He Asistente Deepseek arrived at APP Store on January 11 and, since then, has climbed to occupy the first position in Apple’s store in the United States, ahead of Chatgpt, from Openai; A milestone for an application that has just reached the market and that competes with the most popular ‘chatbot’ for more than two years.
Deepseek is an generative artificial intelligence assistant (the Chinese firm of the same name launched on January 11 at the App Store, where It is offered under a free use modality. In addition to answering questions in a conversational format, it can navigate to offer updated responses, Summarize Text Documents quickly and use reasoning to solve complex problems.
At its base is the Deepseek V3 model, which was launched in December. This has been trained with 671,000 million parameters with Mixture of Experts (MOE) architecture, which divides an AI model into small neuronal networks to act separately as if they were different experts.
Also has 37,000 million activated parameters for each token, as their person in charge of the Github repository explains. And those responsible have resorted to the multicabezal latent care mechanism (MLA) to “achieve efficient inference and profitable training.”
The technology company has employedor 14.8 billion tokens “diverse and high quality” together with a supervised adjustment and phase reinforcement learning. They also ensure that each Token has required for their training 3.7 days with 2,048 GPU NVIDIA H800, which makes total training The 2,788 million GPU hours y A total cost of 5,576 million dollars.
Although it remains a high sum of money, the cost of training is far from the 78 million dollars of GPT-4 and the 191 million dollars of Google’s Gemini Ultra, as stated in artificial Intelligence Index Report 2024.
As they claim, the model “It exceeds other open source models and achieves a performance comparable to that of the main closed code models”. Thus, in the evaluation of language understanding (MMLU Pro) in a variety of tasks, Deepseek V3 reaches a score of 75.9 compared to 78.0 Claude 3.5 Sonnet, 72.6 of GPT 4 and 73.3 of flame 3.1 405b.
In the evaluation of the ability to answer complex postgraduate level questions (GPAQ Diamond), Deepseek V3 has obtained a score of 59.1, below Claude 3.5 Sonnet (65.0), but above GPT 4 (49.9), Qwen 2.5 of 72b (49.0) and calls 3.1 405b (51.1).
It is also in second position in the analysis of the ability to solve real world software problems (SWE), in which it reaches A 42.0 score, compared to Claude 3.5 Sonnetfollowed by GPT 4 (38.8), call 3.1 405b (24.5) and Qwen 2.5 of 72b (23.8).
On the other hand, it stands out in the challenge resolution tests (Math 500), where it obtains 90.2, while Claude 3.5 Sonnet reaches 78.9; Qwen 2.5 of 72b, 80.0; GPT 4, 74.6, and call 3.1 405B, 73.8 points. He also does so in solving mathematical problems with Aime 2024, with a score of 39.2, followed by Qwen 2.5 of 72b and calls 3.1 405b (both 23.3), Claude 3.5 Sonnet (16.0) and GPT 4 (9.3).

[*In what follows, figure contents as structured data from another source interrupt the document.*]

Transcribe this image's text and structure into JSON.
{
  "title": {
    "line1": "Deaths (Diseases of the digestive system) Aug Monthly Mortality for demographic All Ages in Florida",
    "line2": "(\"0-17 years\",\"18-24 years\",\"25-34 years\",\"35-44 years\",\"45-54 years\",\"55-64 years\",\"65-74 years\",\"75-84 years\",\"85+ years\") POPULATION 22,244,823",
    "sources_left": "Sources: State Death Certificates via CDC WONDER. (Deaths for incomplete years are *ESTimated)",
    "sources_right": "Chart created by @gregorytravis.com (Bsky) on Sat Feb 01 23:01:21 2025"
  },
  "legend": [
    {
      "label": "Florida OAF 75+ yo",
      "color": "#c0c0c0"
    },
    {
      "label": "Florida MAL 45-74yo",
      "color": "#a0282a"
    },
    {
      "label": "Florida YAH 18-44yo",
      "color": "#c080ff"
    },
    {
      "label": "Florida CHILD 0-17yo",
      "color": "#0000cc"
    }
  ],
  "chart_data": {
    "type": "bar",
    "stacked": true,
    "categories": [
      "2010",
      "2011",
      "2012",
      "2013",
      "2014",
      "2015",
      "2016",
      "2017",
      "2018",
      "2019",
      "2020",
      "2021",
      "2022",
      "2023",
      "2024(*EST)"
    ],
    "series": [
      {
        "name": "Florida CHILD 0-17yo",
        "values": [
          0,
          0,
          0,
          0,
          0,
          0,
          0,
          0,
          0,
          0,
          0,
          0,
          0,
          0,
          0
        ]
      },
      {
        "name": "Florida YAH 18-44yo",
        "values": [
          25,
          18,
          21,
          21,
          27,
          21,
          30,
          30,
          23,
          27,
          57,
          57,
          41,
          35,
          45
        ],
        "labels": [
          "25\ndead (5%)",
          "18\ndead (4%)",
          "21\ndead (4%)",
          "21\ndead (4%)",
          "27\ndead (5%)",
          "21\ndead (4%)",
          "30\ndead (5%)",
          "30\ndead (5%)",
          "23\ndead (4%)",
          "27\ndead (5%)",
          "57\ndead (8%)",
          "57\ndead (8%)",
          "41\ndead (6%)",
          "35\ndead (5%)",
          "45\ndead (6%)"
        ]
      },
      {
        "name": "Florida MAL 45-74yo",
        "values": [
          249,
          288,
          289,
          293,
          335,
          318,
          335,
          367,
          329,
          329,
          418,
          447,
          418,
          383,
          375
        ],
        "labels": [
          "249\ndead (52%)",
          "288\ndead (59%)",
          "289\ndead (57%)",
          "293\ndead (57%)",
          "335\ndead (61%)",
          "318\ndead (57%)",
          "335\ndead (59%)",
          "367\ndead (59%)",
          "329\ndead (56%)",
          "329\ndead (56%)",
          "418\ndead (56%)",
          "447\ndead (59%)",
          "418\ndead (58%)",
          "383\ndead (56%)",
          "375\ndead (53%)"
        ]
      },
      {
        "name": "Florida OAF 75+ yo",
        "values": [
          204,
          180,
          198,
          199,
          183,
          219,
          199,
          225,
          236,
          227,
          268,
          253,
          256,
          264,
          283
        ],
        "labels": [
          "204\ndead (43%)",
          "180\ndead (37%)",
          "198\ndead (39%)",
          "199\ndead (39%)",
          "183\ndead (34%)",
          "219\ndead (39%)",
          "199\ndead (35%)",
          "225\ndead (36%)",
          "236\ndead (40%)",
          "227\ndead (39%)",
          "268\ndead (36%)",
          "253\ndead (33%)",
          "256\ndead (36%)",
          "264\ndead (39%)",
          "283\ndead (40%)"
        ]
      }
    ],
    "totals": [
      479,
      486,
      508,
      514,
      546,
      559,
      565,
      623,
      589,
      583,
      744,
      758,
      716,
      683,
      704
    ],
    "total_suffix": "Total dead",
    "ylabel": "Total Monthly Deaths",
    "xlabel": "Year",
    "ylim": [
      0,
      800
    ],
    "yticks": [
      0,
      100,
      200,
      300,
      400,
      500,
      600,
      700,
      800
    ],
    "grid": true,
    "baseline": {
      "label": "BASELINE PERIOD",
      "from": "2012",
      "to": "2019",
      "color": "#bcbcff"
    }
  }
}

In programming, in the Codeforces test, Depseek V3 reaches 51.6 points, Qwen 2.5 of 72b, 24.8; Call 3.1 405B, 25.3 points; GPT 4O23.6; and Claude 3.5 Sonnet, a score of 20.3.
New reasoning models
Last week, the Chinese company presented a new family of reasoning models, DeepSeek-R1-Zero y DeepSeek-R1the first one trained through large -scale reinforcement learning without supervised fine adjustment as a preliminary step, as explained in the text of the research published in Arxiv.org.
In the second, on the other hand, training in multiple phases and cold starting data before the learning of reinforcement to overcome the problems of legibility and mixture of languages have also been used. Thanks to this, its developers say that it reaches a performance in reasoning tasks comparable to OpenAi O1.
“Our goal is to explore the potential of the LLM [modelos de lenguaje de gran tamaño] to Develop reasoning capabilities without any supervised data, focusing on its self -evolution through a pure reinforcement learning process “they explain.